Lime Street Slipway

Lime Street Slipway
Lime Street Slipway

This is one of the busiest sites on the Lower Ouseburn, Barges, known as wherries, are being unloaded and their cargo of coal transferred to waiting horse-drawn wagons known as block-carts. These wagons are high sided to take the loose coal carried by the wherries. A smooth granite trackway ensured that they had a gently climb up the slipway and out to Lime Street. This trackway survives to this day.

The Wherry in the foreground is being loaded with waste material from the Ouseburn Iron Works. In the 1870s the Ouseburn Engine Works also operated from this side of the river. The men and boys who worked on the wherries were called watermen. They were highly skilled at navigating their barges up and down on the tide, and loading and unloading heavy goods and materials.

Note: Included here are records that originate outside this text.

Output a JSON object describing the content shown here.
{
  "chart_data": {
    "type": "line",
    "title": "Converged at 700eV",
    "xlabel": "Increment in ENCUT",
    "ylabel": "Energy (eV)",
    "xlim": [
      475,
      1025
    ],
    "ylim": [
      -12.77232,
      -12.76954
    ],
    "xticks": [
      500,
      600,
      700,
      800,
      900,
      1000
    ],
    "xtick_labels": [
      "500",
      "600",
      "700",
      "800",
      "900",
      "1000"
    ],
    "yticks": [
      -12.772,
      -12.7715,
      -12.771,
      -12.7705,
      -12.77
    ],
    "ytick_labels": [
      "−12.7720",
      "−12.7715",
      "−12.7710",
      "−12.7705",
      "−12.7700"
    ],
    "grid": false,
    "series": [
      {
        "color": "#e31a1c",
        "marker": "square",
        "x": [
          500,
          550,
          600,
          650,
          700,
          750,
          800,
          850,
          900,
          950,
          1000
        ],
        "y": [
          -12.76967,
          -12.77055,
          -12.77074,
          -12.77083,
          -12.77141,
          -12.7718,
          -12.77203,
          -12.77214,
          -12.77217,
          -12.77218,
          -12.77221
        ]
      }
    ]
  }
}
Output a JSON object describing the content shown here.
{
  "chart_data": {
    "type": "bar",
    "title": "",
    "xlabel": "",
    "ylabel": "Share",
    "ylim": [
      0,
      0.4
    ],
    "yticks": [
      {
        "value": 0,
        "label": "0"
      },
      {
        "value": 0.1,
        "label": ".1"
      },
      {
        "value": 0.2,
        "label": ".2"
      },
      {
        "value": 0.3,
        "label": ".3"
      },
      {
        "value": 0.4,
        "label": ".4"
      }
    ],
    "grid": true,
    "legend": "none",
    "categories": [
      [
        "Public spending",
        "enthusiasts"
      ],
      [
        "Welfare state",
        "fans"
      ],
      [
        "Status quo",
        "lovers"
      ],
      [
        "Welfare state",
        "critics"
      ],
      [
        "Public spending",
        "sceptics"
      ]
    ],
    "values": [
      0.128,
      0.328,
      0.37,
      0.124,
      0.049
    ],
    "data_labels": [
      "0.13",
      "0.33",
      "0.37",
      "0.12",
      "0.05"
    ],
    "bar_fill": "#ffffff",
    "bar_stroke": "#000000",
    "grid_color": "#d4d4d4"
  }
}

The slipway is shown on maps as early as 1838. Today it is used to repair pleasure boats. Some of these boats started life as ship’s lifeboats. Like old wherries, many are clinker-built, a traditional method using over-lapping planks of wood. A photograph shows the slipway in the 1950s.

Above the slipway runs Lime Street, so called because a large lime kiln operated here in the 1820s. By the 1890s Lime Street was lined with houses and shops. Most of these were demolished in the 1930s.”